Et cela fait bien un tout. Un crime a été commis ; nous venons d’assister à l’enquête qui nous a livré le nom du coupable : nous n’en demandons pas davantage. Apparemment la justice va suivre son cours. Le meurtrier sera-t-il acquitté ou condamné ? Parviendra-t-on à étouffer l’affaire ? Peu nous importe, au surplus. Nous ne connaissions pas ces gens et nous continuons à ne pas les connaître. Il n’y a pas de jour que n’éclate quelque drame de famille dont les feuilles publiques ou les gazettes spéciales nous apportent le récit détaillé. C’est un fait divers dont le hasard nous a rendus quasiment les témoins : ce n’est pas autre chose. La première pièce est terminée.
La seconde ne pouvait prolonger ces spectacles d’horreur : les nerfs, du public n’y auraient pas résisté.
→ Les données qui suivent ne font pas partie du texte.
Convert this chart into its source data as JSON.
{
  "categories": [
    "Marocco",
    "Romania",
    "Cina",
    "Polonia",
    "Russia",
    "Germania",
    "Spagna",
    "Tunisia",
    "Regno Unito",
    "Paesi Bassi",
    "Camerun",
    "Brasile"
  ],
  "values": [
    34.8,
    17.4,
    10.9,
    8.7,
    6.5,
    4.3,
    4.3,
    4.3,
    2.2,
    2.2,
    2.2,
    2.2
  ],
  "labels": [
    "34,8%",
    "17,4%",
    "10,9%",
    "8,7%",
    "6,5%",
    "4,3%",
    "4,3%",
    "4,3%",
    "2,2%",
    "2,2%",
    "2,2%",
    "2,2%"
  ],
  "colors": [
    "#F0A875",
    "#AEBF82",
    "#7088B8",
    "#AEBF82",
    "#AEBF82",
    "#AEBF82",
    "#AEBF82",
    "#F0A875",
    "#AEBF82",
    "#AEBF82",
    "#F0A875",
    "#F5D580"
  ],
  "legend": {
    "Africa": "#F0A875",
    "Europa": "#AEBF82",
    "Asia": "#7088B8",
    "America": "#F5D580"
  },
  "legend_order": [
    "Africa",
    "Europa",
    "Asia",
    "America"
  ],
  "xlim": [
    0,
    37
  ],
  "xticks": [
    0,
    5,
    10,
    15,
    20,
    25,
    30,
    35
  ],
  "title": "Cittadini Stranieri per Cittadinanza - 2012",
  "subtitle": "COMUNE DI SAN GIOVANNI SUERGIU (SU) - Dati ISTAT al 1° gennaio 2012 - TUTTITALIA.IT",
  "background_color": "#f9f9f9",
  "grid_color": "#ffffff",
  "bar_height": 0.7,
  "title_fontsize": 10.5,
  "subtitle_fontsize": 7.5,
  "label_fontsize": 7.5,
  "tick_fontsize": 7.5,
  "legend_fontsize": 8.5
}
Toutefois le ton était donné. Sous peine de nous paraître fade par la comparaison, le nouveau drame devait être fait de situations violentes. Notons au passage les principales de ces situations.
Quinze années se sont écoulées. La fille de la victime, Simone, qui à l’époque du drame avait six ans, en a maintenant vingt et un. On a réussi à la tenir dans l’ignorance absolue des circonstances où est morte sa mère et qui d’ailleurs ne se sont pas ébruitées, et Sergeac a mis sa coquetterie à l’élever dans le culte de cette mère indigne. Simone est une grande fille qui aime bien son papa. Elle l’aide dans des travaux archéologiques. Elle l’appelle « Patron ! » ce que je ne trouve pas d’un goût excellent ; mais il ne faut pas raffiner sur ce genre de gentillesses en famille. Ce calme ne pouvait durer toujours. Une échéance fatale approche : celle du mariage de Simone. Le secret maintenant va sortir de la tombe. Sergeac à plusieurs reprises le verra se dresser devant lui. Et comme le spectre de Banquo apparaissant à Macbeth, cette résurrection du passé le jettera chaque fois dans une crise d’affolement.
Aussitôt il perdra la tête : ses actions, ses paroles, — au rebours de tout bon sens et de toute justice, — seront d’un homme qui n’a plus la possession de soi. C’est le sens des deux scènes capitales du second acte. L’une avec M. Mugnier, père du jeune homme qui aime Simone et en est aimé. Par des faux-fuyans et des échappatoires, celui-ci fait comprendre à Sergeac qu’il s’oppose au mariage. Aussitôt Sergeac s’emporte et injurie, ou peu s’en faut, son interlocuteur. Cet emportement ne se justifie guère. On nous dit que ce M. Mugnier a mené son enquête matrimoniale par des moyens d’une correction douteuse ; c’est possible et c’est fâcheux ; mais, bon Dieu ! on a bien le droit de connaître le secret d’une famille où votre fils va entrer, et Sergeac sait mieux que personne qu’il est fait bonne garde autour de ce secret. S’il songeait un seul instant au bonheur de sa fille, Sergeac donnerait tout de suite à Mugnier père l’explication qu’il fournira tout à l’heure à Mugnier fils, et qui remettrait les choses au point. Mais la première impulsion a été la plus forte. — L’autre scène est celle du père et de la fille. Simone, elle aussi, a bien le droit de savoir pourquoi son mariage est soudainement brisé. Sergeac se trouble, balbutie des excuses, laisse échapper le mot de pardon. C’en est tout juste assez pour mettre la jeune fille sur la voie.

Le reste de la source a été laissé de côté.